Scope and Scale of NSA Collection
According to figures published by a major tech provider, the Internet carries 1,826 Petabytes of information per day. In its foreign intelligence mission, NSA touches about 1.6% of that. However, of the 1.6% of the data, only 0.025% is actually selected for review. The net effect is that NSA analysts look at 0.00004% of the world’s traffic in conducting their mission — that’s less than one part in a million. Put another way, if a standard basketball court represented the global communications environment, NSA’s total collection would be represented by an area smaller than a dime on that basketball court.
This was bizarre on a number of levels, not the least of which is the wacky basketball court-to-dime scale. Next time, maybe we can play “is it bigger than a breadbox” with the NSA. But, as for what any of this meant, it hasn’t been at all clear. Since the NSA has already redefined basic English words like “collect,” “target,” “datamine,” and “relevant” it’s not at all clear what is meant by “touch.” However, some are starting to dig into the numbers, and contrary to the NSA’s attempt to suggest that this is “nothing to fear,” a bit of analysis certainly suggests they’re collecting quite a bit of info.

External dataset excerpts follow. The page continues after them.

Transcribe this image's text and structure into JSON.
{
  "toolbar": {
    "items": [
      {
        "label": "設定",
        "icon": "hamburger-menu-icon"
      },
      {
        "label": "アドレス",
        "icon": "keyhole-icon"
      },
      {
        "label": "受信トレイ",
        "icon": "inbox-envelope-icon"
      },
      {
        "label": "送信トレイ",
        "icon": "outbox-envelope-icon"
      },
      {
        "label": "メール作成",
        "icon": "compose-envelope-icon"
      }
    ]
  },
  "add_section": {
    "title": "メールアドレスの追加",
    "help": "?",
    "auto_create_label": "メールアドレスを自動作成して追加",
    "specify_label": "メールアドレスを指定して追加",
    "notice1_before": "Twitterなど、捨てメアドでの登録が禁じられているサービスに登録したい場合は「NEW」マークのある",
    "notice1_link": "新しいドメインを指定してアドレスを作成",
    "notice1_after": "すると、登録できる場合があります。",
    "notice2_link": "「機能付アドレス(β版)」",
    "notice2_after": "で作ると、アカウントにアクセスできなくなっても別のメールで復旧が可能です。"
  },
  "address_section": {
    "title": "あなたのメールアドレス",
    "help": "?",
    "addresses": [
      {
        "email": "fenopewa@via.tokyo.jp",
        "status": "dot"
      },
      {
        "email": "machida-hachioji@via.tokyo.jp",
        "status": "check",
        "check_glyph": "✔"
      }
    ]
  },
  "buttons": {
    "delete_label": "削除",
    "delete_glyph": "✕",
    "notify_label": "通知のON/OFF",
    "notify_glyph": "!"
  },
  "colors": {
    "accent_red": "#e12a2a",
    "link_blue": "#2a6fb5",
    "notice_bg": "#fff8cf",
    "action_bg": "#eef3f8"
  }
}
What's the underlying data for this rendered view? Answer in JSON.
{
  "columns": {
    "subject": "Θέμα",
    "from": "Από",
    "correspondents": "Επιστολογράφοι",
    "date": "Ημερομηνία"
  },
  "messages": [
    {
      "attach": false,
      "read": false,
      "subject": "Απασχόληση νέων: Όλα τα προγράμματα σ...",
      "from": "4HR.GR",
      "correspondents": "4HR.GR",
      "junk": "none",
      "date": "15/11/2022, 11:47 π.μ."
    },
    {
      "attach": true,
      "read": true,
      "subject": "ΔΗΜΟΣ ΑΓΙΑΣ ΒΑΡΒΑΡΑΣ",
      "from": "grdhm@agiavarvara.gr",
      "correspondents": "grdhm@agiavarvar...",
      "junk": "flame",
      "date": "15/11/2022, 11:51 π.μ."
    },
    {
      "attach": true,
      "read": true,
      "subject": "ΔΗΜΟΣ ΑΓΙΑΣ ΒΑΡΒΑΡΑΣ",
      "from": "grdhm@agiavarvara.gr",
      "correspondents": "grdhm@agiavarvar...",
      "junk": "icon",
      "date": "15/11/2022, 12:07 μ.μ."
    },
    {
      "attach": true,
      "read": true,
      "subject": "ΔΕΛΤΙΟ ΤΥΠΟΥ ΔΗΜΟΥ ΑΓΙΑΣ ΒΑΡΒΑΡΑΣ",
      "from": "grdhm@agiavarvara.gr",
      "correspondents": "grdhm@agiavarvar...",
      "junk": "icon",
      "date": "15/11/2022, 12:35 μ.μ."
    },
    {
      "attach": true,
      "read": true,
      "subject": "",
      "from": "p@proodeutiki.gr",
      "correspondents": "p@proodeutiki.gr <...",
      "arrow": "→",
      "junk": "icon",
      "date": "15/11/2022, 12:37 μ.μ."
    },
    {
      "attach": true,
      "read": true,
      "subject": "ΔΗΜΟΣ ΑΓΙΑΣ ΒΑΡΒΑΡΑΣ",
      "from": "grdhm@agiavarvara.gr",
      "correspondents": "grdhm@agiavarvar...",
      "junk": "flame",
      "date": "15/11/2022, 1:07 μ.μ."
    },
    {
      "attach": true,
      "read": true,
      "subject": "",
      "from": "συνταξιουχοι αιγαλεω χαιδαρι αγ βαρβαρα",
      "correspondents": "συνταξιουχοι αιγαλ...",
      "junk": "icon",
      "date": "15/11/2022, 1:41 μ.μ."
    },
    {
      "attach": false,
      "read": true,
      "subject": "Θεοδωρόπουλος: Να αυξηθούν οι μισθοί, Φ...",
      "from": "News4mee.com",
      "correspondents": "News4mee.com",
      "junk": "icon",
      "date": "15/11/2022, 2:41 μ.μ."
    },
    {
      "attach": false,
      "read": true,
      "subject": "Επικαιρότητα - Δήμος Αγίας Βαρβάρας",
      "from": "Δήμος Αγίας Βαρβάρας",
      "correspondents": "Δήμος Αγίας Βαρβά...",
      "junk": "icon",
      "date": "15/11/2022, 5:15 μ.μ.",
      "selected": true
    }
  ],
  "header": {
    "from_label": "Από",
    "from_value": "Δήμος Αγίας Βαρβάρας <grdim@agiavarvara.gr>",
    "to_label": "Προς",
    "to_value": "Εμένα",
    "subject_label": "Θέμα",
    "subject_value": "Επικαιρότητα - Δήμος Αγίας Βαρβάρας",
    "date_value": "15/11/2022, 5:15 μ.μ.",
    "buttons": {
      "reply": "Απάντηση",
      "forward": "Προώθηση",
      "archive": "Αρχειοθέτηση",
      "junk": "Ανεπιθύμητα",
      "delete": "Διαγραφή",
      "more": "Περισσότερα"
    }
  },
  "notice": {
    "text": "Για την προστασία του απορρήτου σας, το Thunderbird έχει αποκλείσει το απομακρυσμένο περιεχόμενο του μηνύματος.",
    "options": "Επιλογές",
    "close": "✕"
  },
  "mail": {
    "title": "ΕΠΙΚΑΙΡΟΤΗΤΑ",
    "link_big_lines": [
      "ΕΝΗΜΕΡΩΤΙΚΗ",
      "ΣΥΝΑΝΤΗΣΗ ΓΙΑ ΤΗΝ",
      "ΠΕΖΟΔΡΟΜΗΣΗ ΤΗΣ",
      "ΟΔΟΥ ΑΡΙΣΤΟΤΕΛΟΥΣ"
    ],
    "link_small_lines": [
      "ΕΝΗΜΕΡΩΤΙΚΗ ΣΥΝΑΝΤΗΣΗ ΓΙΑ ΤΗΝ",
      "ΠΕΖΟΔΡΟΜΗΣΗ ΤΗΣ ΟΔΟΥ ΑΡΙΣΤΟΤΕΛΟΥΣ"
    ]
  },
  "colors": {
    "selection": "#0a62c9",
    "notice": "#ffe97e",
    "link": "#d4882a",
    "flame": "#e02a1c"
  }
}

First up, we have Jeff Jarvis, who highlights a bunch of important comparative datapoints including that Sandvine claims that only 2.9% of US traffic is communication traffic and 68.8% of all email is spam — meaning that it’s entirely possible that the NSA collects nearly all non-spam email and it would still be within its 1.6% number. He also points out that 62% of traffic on the internet is considered entertainment, and we can assume that the NSA doesn’t need to collect every copy of Game of Thrones that people are passing around (I’m sure one or two will do the job). He similarly points out that Google itself claims to only index approximately 0.004% of traffic on the internet, suggesting that the NSA may be collecting more info than Google indexes by two orders of magnitude.

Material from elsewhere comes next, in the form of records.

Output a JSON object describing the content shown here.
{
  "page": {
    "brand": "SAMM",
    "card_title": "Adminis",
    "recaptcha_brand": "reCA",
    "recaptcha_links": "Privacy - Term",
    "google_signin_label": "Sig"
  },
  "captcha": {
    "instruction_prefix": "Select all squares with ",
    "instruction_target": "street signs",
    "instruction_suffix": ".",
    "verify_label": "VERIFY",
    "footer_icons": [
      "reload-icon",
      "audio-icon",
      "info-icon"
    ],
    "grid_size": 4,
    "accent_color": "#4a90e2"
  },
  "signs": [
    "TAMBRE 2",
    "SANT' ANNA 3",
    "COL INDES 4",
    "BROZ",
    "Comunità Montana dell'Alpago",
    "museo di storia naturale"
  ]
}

Meanwhile, Sean Gallagher, over at Ars Technica, digs a bit deeper into the numbers, suggesting that the NSA’s data collection is closer to being on par with Google, but still greater than Google:
The dime on the basketball court, as NSA describes it, is still 29.21 petabytes of data a day. That means NSA is “touching” more data than Google processes every day (a mere 20 petabytes).
Gallagher also looks much more closely at the recently revealed details of the Xkeyscore program, to show how that 1.6% of “touched” internet communications can cover pretty much everything important.
As a result, if properly tuned, the packet analyzer gear at the front-end of XKeyscore (and other deep packet inspection systems) can pick out a very small fraction of the actual packets sent over the wire while still extracting a great deal of information (or metadata) about who is sending what to who. This leaves disk space for “full log data” on connections of particular interest.
In other words, while the 1.6% number was put forth by the NSA to try to make people think this is no big deal, when you look at what it means, it suggests it’s a very big deal indeed. In fact, the NSA may be collecting even more information that people had believed before.